Sungbae Park1
Continuous combustion systems common in propulsion and power generation applications are susceptible to thermoacoustic instability, which occurs under lean burn conditions close to the flammability limit where most emissions and efficiency benefits are achieved, and near stoichiometry where often high power density can be realized. The instability is undesirable because the accompanying large pressure and heat release rate oscillations lead to high levels of acoustic noise and vibration as well as structural damage. Active control is one approach using which such instabilities can be mitigated. Over the past five to ten years, it has been shown conclusively through several lab-scale studies that active control is highly successful in suppressing the pressure oscillations. This success has set the stage for transition of the technology from laboratories to large-scale applications in propulsion and power generation.

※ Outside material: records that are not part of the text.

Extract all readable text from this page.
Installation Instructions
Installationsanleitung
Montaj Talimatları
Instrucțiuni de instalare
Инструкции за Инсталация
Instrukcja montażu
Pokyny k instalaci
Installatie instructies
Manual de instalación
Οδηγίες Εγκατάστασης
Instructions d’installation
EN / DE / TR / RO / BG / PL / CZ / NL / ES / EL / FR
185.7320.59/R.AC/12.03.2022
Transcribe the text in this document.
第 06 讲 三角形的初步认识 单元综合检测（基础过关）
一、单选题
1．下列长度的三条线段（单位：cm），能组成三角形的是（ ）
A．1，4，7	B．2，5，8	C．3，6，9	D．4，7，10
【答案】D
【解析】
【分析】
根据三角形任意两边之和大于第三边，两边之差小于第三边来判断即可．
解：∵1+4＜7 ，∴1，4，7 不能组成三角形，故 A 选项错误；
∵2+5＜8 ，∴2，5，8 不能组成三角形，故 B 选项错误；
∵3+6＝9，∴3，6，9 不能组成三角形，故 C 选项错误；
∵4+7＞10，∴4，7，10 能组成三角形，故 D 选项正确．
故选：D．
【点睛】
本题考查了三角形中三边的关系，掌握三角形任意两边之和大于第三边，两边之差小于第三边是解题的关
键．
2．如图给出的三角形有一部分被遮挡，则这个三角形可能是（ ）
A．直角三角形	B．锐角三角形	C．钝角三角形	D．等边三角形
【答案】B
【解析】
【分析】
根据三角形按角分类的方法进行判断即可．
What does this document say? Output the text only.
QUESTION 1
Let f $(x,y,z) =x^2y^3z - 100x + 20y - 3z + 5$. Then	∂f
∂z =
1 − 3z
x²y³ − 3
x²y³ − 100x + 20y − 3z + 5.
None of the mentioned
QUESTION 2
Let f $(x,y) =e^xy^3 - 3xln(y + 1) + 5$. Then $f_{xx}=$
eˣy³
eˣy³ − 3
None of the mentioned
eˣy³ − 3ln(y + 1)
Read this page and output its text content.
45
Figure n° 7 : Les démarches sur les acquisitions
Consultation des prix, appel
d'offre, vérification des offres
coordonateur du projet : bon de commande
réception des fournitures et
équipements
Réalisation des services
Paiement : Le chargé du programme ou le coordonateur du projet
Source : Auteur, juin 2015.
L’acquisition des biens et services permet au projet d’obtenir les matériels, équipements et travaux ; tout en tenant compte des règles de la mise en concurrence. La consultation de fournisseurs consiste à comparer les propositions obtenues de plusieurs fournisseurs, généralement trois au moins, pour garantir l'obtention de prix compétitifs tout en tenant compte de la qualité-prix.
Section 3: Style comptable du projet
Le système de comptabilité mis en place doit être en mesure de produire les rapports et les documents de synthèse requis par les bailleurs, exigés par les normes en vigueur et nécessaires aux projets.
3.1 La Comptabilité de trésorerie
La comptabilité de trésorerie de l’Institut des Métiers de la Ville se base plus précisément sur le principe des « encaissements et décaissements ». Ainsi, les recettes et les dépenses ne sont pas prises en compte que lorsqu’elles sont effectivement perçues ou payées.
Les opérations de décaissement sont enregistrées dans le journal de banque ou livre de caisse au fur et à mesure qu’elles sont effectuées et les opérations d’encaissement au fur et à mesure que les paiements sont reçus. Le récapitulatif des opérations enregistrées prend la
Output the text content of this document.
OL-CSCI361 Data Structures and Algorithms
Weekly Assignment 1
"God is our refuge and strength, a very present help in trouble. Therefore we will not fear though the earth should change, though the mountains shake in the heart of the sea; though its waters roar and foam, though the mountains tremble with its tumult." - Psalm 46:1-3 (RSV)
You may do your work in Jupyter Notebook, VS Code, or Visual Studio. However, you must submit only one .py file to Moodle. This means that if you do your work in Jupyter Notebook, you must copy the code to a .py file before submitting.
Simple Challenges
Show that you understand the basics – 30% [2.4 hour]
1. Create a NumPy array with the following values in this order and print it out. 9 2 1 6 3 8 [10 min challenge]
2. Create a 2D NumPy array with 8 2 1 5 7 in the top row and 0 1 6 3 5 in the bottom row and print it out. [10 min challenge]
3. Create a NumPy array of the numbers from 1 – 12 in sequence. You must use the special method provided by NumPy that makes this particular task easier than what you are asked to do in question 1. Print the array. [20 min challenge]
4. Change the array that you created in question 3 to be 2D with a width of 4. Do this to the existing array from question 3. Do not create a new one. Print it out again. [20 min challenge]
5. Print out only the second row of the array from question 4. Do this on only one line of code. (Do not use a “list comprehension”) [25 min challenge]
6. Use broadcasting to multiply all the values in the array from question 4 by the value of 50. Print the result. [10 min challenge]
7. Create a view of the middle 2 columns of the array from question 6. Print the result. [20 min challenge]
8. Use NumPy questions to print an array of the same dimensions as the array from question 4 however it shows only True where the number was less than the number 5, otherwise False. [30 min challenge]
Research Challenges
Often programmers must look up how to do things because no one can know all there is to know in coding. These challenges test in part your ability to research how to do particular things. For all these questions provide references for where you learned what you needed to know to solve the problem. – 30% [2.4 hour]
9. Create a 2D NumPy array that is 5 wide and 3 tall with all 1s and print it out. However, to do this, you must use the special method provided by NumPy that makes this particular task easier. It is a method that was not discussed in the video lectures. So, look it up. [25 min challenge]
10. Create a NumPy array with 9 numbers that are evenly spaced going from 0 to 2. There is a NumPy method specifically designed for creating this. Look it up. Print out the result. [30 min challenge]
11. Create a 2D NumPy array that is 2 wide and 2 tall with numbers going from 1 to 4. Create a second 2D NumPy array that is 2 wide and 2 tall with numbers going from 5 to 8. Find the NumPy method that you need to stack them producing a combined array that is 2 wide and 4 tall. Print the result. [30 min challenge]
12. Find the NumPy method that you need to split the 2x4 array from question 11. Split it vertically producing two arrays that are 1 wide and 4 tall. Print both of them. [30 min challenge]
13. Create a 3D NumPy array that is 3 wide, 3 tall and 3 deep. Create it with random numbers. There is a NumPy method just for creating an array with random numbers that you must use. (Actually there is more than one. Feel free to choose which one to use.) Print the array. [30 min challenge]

This paper provides some of the building blocks for enabling this transition. The first building block concerns the modeling of hydrodynamics and its interactions with the other components that contribute to combustion dynamics. The second is the impact of active control on emissions even while suppressing the pressure instability. The third is the evaluation of model-based active controllers in realistic combustors with configurations that include swirl, large convective delays and unknown changes in the operating conditions. The above three building blocks are investigated experimentally in three different configurations. The first is a 2D backward facing step combustor, constructed at MIT, with the goal of investigating the flame-vortex interactions and the impact of active control on emissions. The second is a dump combustor, constructed at University of Maryland, so as to reproduce more realistic ramjet conditions. The third is an industrial swirl-stabilized combustor, constructed at University of Cambridge, to mimic realistic industrial gas combustor configurations which typically include large convective time delays, swirl, and on-line changes in the operating conditions. Results obtained from these three configurations show that through an understanding of the underlying physics and reduced-order modeling, one can design an appropriate actuation, sensing and control algorithm, all of which lead to a model-based active control that reduces pressure oscillations to background noise.